Claim Adjustment Reason Codes (CARC) CO 50 These are non-covered services because this is not deemed a ‘medical necessity’ by the payer. Note: Refer to the 835 Healthcare Policy Identification Segment (loop 2110 Service Payment Information REF), if present.
In addition to Claim Adjustment Reason Code you may receive Remittance Advice Remark Codes (RARC) N115 This decision was based on a Local Coverage Determination (LCD). An LCD provides a guide to assist in determining whether a particular item or service is covered. A copy of this policy is available at www.cms.gov/mcd, or if you do not have web access, you may contact the contractor to request a copy of the LCD.
Reason for this denial:
The denial is based on the Medical necessity i.e. the diagnosis code may be insufficient to support medical necessity as per the NCD / LCD guidelines. According to Section 522 of the Benefits Improvement and Protection Act (BIPA) an LCD is a decision by a fiscal intermediary (FI) or carrier whether to cover a particular service on an intermediary-wide or carrier-wide basis in accordance with Section 1862(a)(1)(A) of the Social Security Act (e.g., a determination as to whether the service or item is reasonable and necessary).
Medical policies are defined to permit reimbursement only for services that are “reasonable and necessary.”
Tips to aviod this denial:
Review NCD / LCD guidelines (http://www.cms.gov/medicare-coverage-database/overview-and-quick-search.aspx) before submitting a diagnosis code. Medicare contractors develop LCDs when there is no NCD or when there is a need to further define an NCD.
Compare the patient records and the NCD / LCD list for appropriate diagnosis
If a payable diagnosis is indicated in the patient’s encounter/service notes or record, correct the diagnosis and resubmit the claim.
If patient records is not documented with the required diagnosis you may neither resubmit the claim nor bill patient. Hence it would be a ‘Provider write off’.

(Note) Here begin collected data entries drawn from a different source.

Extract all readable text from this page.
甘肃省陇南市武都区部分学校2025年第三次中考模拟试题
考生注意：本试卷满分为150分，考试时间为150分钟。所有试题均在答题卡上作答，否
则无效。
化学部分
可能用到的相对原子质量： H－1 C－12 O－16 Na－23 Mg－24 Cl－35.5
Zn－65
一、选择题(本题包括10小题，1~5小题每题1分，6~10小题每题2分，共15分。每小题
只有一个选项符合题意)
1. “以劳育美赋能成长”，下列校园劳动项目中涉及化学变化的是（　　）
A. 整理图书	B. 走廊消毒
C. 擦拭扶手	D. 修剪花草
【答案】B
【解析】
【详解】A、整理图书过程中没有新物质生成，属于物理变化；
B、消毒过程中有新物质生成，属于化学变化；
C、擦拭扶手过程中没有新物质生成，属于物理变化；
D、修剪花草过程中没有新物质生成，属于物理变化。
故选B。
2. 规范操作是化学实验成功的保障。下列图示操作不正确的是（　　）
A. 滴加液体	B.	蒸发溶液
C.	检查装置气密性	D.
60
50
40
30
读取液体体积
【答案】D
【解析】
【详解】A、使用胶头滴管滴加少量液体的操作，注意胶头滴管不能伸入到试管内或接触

Make sure to check the Coding Guidelines provided at the end of LCD under General Information.
Do not resubmit an entire claim when partial payment is made; correct and resubmit denied lines only.
Please note: All claims are subject to medical review to ensure adherence to this concept. Obtaining current medical policy and maintaining the updated diagnosis coding books are crucial to proper documentation.

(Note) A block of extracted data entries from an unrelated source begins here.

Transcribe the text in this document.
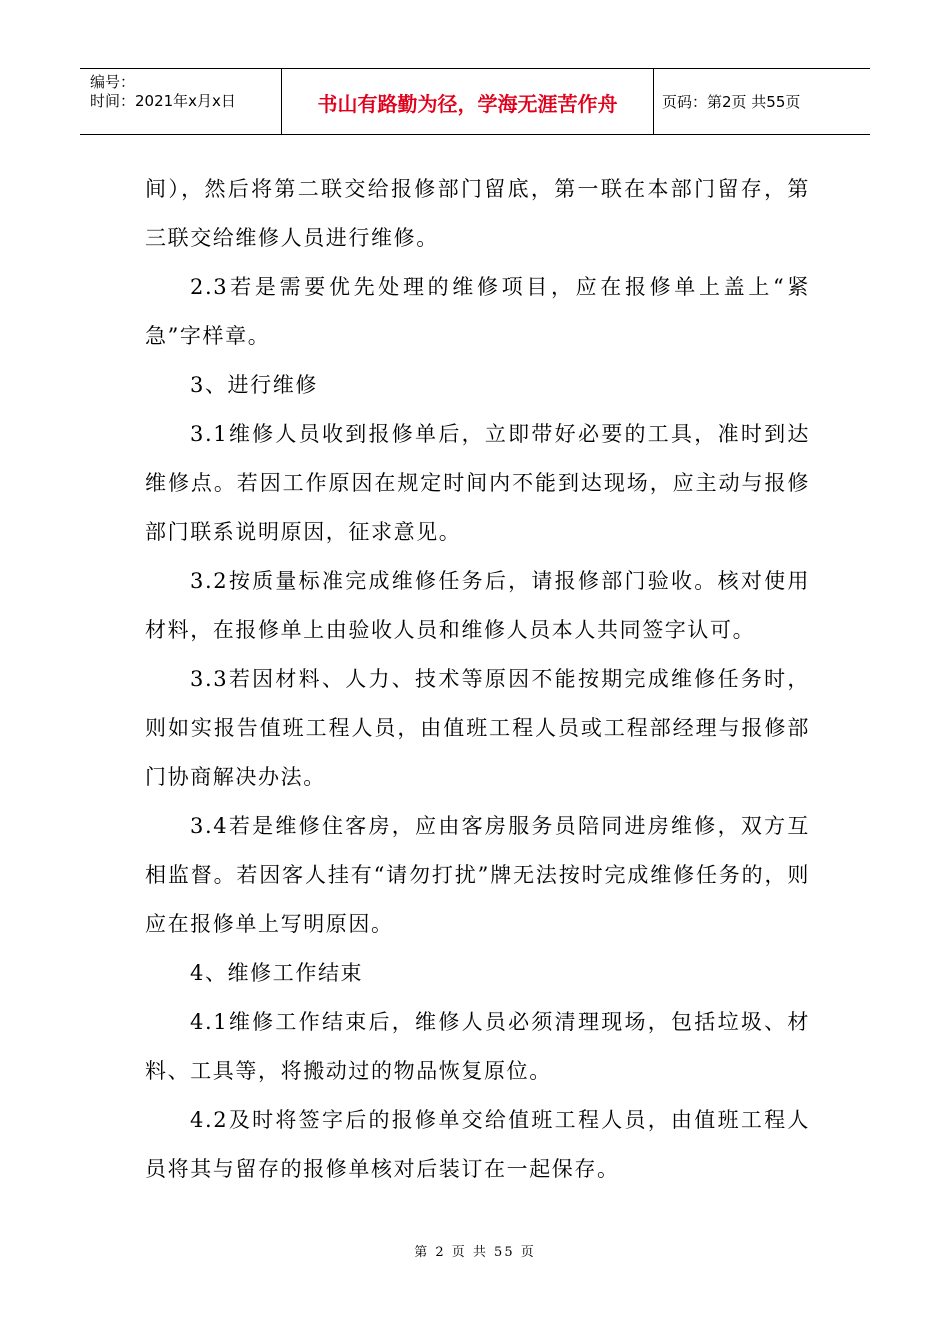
编号：
时间：2021年x月x日	书山有路勤为径，学海无涯苦作舟	页码：第2页 共55页

间），然后将第二联交给报修部门留底，第一联在本部门留存，第三联交给维修人员进行维修。

2.3若是需要优先处理的维修项目，应在报修单上盖上“紧急”字样章。

3、进行维修

3.1维修人员收到报修单后，立即带好必要的工具，准时到达维修点。若因工作原因在规定时间内不能到达现场，应主动与报修部门联系说明原因，征求意见。

3.2按质量标准完成维修任务后，请报修部门验收。核对使用材料，在报修单上由验收人员和维修人员本人共同签字认可。

3.3若因材料、人力、技术等原因不能按期完成维修任务时，则如实报告值班工程人员，由值班工程人员或工程部经理与报修部门协商解决办法。

3.4若是维修住客房，应由客房服务员陪同进房维修，双方互相监督。若因客人挂有“请勿打扰”牌无法按时完成维修任务的，则应在报修单上写明原因。

4、维修工作结束

4.1维修工作结束后，维修人员必须清理现场，包括垃圾、材料、工具等，将搬动过的物品恢复原位。

4.2及时将签字后的报修单交给值班工程人员，由值班工程人员将其与留存的报修单核对后装订在一起保存。

第 2 页 共 55 页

Commercial insurances may not follow Medicare’s NCD / LCD guidelines but major Commercial insurances has developed their own medical coverage guidelines.
If a reported diagnosis code is not listed in their guidelines then the claim would be denied. If a payable diagnosis is not documented in the patient’s record then you may not resubmit the claim. If you feel the reported diagnosis is correct you may appeal the claim with necessary Medical records.
If a correct diagnosis code is reported with the CPT code as per their medical coverage guidelines and still you receive the denial as Non-covered services, then you may need to check with the insurance for patient’s coverage information. The CPT or diagnosis code may not be covered as per the patient plan, in such cases you may directly bill patient.